Abstract

Duchenne muscular dystrophy (DMD) is characterized by absence or very low (trace) expression of dystrophin at the sarcolemmal membrane of the muscle fibers. In clinical studies aiming to restore dystrophin expression, dystrophin levels are measured in muscle biopsies by immunofluorescence analysis of cross-sections or western blot analysis of total protein extracts. However, appropriate quantification poses a technical challenge as dystrophin levels may be low and/or variable between fibers in the same biopsy. We have developed an immunofluorescence method and automated image analysis that measures the dystrophin intensity per individual fiber in a biopsy.
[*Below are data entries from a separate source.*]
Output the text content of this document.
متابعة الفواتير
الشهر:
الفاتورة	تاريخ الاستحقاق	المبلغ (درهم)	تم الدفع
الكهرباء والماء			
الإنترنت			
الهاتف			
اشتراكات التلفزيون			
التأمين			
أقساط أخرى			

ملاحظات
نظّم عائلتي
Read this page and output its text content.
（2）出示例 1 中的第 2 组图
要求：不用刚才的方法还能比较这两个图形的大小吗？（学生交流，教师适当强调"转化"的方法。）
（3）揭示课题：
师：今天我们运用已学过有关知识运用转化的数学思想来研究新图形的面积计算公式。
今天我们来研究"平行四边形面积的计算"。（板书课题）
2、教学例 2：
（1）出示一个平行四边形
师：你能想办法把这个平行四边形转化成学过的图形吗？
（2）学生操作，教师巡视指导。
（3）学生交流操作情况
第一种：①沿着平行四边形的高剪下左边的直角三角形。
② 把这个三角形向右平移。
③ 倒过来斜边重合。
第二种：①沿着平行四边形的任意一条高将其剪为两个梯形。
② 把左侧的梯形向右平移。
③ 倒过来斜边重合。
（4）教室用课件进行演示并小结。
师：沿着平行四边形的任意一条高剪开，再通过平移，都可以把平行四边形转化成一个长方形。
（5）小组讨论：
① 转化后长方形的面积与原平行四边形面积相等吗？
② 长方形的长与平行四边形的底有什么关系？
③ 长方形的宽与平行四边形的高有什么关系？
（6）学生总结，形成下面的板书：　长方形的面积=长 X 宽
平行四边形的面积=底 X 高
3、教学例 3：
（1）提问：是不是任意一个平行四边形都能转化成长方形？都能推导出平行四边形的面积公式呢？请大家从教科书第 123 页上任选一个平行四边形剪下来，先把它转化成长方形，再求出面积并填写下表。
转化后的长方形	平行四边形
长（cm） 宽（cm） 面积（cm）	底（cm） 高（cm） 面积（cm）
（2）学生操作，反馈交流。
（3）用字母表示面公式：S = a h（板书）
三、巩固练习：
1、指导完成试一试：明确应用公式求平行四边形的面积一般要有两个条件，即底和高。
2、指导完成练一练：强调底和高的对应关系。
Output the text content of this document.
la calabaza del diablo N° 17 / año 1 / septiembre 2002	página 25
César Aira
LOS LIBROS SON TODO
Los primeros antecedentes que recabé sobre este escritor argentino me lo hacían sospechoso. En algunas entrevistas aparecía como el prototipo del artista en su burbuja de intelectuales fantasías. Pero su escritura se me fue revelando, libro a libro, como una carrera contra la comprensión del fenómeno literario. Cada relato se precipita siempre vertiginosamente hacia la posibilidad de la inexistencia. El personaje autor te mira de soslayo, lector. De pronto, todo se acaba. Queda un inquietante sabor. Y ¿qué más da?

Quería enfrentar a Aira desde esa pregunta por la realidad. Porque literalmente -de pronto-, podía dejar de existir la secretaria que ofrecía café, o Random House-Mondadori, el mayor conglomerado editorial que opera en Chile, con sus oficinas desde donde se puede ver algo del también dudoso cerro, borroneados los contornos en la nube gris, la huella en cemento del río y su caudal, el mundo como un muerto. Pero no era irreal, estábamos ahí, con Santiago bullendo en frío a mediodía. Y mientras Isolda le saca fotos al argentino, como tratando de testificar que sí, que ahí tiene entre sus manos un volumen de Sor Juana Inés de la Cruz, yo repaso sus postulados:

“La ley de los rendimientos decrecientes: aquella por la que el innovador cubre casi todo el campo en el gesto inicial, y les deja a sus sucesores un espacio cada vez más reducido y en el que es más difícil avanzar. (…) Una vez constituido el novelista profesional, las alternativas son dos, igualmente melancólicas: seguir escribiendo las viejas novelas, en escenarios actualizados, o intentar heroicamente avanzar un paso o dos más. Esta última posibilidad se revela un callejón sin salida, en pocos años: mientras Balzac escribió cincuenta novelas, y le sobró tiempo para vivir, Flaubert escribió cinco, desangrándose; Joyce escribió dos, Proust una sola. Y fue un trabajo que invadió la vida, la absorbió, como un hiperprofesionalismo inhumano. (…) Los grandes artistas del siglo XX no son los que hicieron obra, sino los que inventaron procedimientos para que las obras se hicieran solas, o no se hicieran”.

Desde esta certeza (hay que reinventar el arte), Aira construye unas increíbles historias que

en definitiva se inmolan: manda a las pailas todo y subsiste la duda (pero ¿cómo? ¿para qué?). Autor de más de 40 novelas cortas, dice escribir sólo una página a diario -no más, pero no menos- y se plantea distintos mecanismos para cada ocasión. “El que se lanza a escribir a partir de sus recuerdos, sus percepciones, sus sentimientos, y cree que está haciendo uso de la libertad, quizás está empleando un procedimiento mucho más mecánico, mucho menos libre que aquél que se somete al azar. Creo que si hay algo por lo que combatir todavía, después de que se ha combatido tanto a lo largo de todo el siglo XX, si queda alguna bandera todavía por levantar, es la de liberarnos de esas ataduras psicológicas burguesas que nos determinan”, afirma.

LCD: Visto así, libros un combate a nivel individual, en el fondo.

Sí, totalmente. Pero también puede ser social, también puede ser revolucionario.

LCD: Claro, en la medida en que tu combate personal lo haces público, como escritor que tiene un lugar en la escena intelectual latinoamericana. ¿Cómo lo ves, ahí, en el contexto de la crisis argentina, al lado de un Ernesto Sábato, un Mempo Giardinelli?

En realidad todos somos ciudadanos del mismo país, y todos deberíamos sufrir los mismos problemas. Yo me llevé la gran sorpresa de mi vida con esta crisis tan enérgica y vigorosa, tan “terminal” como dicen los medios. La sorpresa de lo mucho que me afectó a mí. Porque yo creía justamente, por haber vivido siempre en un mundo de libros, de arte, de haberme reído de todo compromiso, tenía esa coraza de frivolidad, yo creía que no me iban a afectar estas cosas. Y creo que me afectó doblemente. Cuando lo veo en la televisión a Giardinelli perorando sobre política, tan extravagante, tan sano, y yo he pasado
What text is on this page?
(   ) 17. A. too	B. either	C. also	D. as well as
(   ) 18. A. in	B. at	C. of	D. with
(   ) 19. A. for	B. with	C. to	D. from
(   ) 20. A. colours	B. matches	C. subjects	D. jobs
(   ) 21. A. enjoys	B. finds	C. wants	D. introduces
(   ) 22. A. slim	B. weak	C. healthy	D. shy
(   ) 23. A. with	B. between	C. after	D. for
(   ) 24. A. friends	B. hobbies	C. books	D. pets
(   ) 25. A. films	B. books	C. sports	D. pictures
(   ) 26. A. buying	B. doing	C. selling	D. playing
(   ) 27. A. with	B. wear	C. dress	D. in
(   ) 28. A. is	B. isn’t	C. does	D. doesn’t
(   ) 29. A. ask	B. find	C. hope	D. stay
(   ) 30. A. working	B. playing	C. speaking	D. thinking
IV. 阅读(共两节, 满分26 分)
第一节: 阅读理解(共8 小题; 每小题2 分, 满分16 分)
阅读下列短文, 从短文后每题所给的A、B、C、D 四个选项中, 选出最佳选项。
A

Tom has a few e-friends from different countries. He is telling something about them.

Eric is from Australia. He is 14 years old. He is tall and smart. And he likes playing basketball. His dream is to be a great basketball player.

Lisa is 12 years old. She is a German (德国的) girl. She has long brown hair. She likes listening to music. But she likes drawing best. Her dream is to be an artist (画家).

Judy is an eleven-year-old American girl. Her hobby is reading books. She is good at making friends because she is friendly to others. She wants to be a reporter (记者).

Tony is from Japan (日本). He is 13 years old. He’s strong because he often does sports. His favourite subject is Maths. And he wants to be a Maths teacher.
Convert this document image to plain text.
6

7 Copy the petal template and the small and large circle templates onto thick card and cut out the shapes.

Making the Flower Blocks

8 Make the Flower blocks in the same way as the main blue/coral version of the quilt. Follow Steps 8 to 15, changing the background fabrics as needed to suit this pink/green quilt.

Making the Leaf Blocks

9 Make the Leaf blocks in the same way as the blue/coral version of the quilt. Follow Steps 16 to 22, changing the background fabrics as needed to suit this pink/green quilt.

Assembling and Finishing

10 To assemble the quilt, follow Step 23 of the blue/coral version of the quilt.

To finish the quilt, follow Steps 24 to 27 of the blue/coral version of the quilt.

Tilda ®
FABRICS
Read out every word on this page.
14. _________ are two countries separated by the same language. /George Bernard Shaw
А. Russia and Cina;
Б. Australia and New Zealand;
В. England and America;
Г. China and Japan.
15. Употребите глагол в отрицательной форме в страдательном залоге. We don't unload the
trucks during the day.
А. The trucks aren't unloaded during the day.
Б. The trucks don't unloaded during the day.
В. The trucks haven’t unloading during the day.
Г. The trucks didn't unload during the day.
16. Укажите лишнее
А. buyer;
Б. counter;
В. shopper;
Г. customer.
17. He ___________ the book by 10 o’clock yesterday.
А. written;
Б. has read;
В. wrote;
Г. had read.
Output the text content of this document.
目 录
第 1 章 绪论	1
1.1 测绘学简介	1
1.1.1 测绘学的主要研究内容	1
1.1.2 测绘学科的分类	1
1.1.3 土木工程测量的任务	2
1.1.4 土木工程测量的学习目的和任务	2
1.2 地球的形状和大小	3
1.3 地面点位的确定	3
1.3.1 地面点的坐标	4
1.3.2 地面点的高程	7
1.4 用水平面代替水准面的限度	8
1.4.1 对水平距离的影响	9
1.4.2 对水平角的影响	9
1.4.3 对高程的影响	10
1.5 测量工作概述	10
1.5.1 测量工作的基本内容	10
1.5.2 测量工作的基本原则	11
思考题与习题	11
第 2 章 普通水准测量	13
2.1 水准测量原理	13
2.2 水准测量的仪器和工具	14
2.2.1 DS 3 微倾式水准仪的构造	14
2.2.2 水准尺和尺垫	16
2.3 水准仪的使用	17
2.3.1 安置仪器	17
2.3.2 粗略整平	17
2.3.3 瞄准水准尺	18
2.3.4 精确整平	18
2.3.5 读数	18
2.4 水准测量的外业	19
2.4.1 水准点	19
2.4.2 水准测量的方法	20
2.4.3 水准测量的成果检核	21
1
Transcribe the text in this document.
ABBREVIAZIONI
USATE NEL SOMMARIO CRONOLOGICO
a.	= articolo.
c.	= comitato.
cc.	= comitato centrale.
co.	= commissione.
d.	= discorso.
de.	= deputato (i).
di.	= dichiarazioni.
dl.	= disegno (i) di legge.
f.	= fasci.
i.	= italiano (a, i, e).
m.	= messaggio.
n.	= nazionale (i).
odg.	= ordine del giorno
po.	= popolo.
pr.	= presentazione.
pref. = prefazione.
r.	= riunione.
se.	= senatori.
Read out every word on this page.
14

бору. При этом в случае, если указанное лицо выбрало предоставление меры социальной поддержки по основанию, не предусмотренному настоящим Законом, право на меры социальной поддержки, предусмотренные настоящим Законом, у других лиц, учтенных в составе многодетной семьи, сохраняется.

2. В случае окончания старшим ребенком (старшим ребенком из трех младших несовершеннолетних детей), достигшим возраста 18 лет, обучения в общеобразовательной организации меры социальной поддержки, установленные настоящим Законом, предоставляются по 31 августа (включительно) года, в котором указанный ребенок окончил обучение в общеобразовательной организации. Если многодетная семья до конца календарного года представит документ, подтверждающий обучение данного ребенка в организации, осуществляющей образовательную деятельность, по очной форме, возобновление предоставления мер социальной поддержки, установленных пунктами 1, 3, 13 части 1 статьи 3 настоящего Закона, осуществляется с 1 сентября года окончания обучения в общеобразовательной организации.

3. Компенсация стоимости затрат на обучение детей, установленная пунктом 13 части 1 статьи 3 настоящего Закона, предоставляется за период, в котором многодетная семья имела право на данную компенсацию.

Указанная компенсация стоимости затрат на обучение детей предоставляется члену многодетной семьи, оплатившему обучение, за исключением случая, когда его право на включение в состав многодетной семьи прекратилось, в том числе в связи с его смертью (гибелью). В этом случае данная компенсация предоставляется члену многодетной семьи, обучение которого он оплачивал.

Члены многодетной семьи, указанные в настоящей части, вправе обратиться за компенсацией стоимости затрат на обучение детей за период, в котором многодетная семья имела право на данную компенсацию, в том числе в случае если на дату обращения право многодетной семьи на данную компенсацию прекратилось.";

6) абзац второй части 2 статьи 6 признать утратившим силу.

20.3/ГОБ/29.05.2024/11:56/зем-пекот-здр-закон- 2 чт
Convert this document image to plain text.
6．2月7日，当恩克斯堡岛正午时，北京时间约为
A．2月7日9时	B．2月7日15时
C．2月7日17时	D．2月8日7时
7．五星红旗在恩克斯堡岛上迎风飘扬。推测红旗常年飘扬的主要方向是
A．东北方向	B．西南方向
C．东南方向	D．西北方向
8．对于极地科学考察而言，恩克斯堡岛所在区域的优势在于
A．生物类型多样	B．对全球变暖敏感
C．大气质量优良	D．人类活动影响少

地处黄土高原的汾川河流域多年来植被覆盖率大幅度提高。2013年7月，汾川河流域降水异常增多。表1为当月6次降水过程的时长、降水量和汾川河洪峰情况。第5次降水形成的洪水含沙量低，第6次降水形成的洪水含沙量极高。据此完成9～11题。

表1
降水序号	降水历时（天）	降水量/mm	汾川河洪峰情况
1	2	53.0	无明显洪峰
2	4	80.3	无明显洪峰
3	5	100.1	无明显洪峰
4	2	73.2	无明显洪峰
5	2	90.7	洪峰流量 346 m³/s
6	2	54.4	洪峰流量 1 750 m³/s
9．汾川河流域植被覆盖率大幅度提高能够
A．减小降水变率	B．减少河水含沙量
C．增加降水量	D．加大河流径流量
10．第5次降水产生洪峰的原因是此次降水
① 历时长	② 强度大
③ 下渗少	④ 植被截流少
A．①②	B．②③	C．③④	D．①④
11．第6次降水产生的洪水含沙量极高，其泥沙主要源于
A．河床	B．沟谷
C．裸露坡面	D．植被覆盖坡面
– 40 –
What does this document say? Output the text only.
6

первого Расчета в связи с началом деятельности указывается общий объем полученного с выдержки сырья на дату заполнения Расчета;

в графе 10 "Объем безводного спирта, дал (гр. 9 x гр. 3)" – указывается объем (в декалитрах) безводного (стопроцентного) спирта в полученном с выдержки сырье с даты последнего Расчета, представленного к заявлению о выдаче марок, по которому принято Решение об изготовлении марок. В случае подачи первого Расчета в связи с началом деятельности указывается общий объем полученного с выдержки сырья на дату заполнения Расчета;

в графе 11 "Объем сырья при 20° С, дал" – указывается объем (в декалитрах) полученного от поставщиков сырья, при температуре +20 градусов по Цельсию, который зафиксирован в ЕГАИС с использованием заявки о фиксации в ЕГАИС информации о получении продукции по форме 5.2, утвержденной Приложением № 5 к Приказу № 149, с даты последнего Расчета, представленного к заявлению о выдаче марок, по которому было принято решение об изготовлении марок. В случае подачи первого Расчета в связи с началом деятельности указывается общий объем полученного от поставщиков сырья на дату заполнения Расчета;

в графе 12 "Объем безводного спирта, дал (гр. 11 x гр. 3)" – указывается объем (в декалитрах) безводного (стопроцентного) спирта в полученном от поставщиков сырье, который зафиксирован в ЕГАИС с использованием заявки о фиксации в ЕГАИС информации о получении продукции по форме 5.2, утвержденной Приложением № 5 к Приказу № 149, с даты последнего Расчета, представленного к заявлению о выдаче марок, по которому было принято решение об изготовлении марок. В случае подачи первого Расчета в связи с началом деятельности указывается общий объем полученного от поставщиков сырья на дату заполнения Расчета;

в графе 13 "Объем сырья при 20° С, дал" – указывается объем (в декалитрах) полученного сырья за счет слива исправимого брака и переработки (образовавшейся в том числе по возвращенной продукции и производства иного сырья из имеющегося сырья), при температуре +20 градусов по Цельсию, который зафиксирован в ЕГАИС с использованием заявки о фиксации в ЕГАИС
It reproducibly detects even small differences in dystrophin levels. Muscle cross-sections co-stained for dystrophin and spectrin are imaged by confocal microscopy and image analysis is performed using Definiens software. Using a customized algorithm, and the sarcolemmal spectrin signal as a mask, the software automatically segments each image into individual muscle fibers, measures the varying dystrophin intensity per individual fiber, and objectively produces a histogram of the distribution in the fiber population, including revertant fibers. Duplicated analysis of the biopsies on the same or multiple days and by different operators was shown to be reproducible, objective and able to distinguish between different low dystrophin levels in Becker muscular dystrophy and DMD samples. Moreover, in DMD patients treated with antisense oligonucleotides to restore dystrophin expression, comparisons of the dystrophin intensity distribution histograms of pre- and post-treatment muscle biopsies showed increases in dystrophin intensities of entire muscle fiber populations post-treatment.